Making buffer solutions

Transcript

Content Reviewers:

Rishi Desai, MD, MPH

Buffer solutions contain relatively high concentrations of a weak acid and its conjugate base.

When small amounts of acid or base are added to the solution, buffers react with the added acid or base and resist large changes in pH.

Many biochemical reactions require specific buffers to work properly.

Therefore, making buffer solutions is an important laboratory skill in biochemistry.

For a brief review of how buffers work, let’s look at a generic buffer that consists of a weak acid, HA, and its conjugate base, A minus.

If an acid, H plus, is added to the buffer solution, the conjugate base A minus will react with it.

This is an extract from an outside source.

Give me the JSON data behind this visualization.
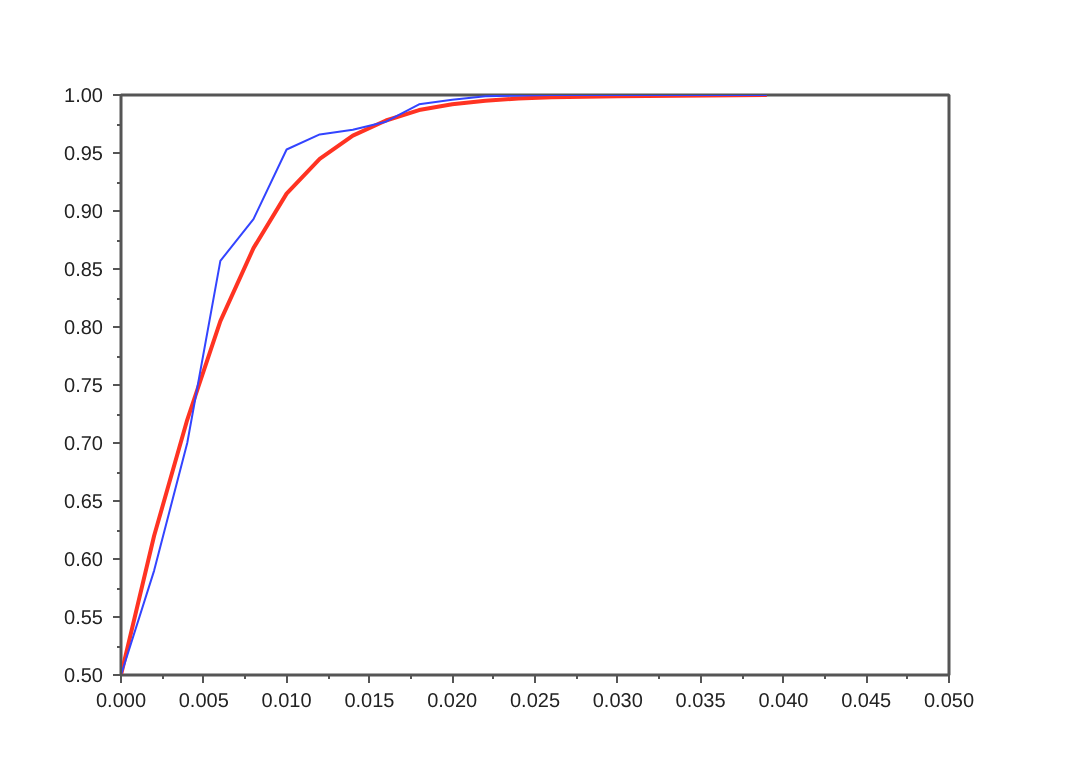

We can write the balanced equation for this acid-base neutralization reaction as A minus plus H plus gives HA.

If a base, OH minus, is added to the buffer solution, the weak acid HA will react with it.

We can write the balanced equation for this acid-base neutralization reaction as OH minus plus HA gives H2O plus A minus.

Therefore, a buffer resists changes in pH because it contains both an acid, HA, to neutralize added OH minus ions and a base, A minus, to neutralize added H plus ions.

There are two ways to make a buffer solution.

The first way to make a buffer solution starts with an aqueous solution of a weak acid, HA.

Since weak acids have a low percent ionization, in aqueous solution, most of the weak acid will stay as HA, and only a small percentage of HA will turn into A minus.

So, to represent an aqueous solution of a weak acid HA, in our particulate diagram, we start out with four HA molecules, and zero A minus anions.

Water molecules are left out of the particulate diagram for clarity.

Next, we add a solid salt, NaA.

When NaA dissolves in water, NaA turns into the Na plus ion and the A minus anion.

So if we add four particles of NaA to the aqueous solution of HA, they will dissociate and form four Na plus ions and four A minus anions.

Buffers work the best when the concentrations of the weak acid, HA, and its conjugate base, A minus are equal.

Since we have four HA molecules and four A minus anions in solution, we have a good buffer solution.

There are also four sodium ions present in the solution; however, sodium ions don’t react with water.

Since the sodium ions don’t react with water, they don’t affect the pH.

The second way to make a buffer solution also starts with an aqueous solution of a weak acid, HA.

However, this time, instead of adding a salt, we will add a strong base.

This time let’s start with 8 HA molecules in the particulate diagram.

Our next step is to add an aqueous solution of sodium hydroxide.

Sodium hydroxide is a strong base that dissociates into sodium ions, Na plus, and hydroxide ions, OH minus, when dissolved in water.

OH minus reacts with HA in an acid-base neutralization reaction to form H2O and A minus.

So, in the particulate diagram, if we pour in a solution that contains four particles of OH minus, the four OH minus ions will react with four HA molecules to form four A minus ions.

So, after the acid-base neutralization reaction is complete, we are left with four HA molecules and four A minus anions.

Since we have equal amounts of HA and A minus, we have a good buffer solution.

Since we added four particles of OH minus, we would also have four sodium ions in solution.

Notice how the buffer solution that we made the second way is identical to the buffer solution that we made the first way.

They both have four HA molecules, four A minus anions, and four Na plus ions.

Now that we know how to make buffers, let’s look at why buffers are most effective over a certain pH range.

Since buffers work the best when the concentration of HA and A minus are equal, let’s find the optimal pH for a buffer.

To find the pH of a buffer solution, we use the Henderson-Hasselbalch equation which says that the pH is equal to the pKa of the weak acid plus the log of the concentration of A minus divided by the concentration of HA.

Since the concentrations of A minus and HA are equal, the ratio of A minus to HA is one to one.

Since the log of one is equal to zero, the pH of the buffer solution is equal to the pKa of the weak acid.

If we add enough acid or base, eventually a buffer stops being effective.

This is often called “breaking a buffer.”

Let’s start with a buffer solution that has equal concentrations of HA and A minus.

If we add H plus to the buffer solution, the A minus reacts with the H plus to form HA.

Therefore, adding acid causes the concentration of A minus to decrease and the concentration of HA to increase.

When the ratio of A minus to HA becomes less than 1:10, buffer solutions “break” and lose their buffering action.

If we plug in a ratio of 1:10 in the Henderson-Hasselbalch equation, the log of 1 divided by 10 is negative one.

So the pH of the solution is equal to the pKa minus one.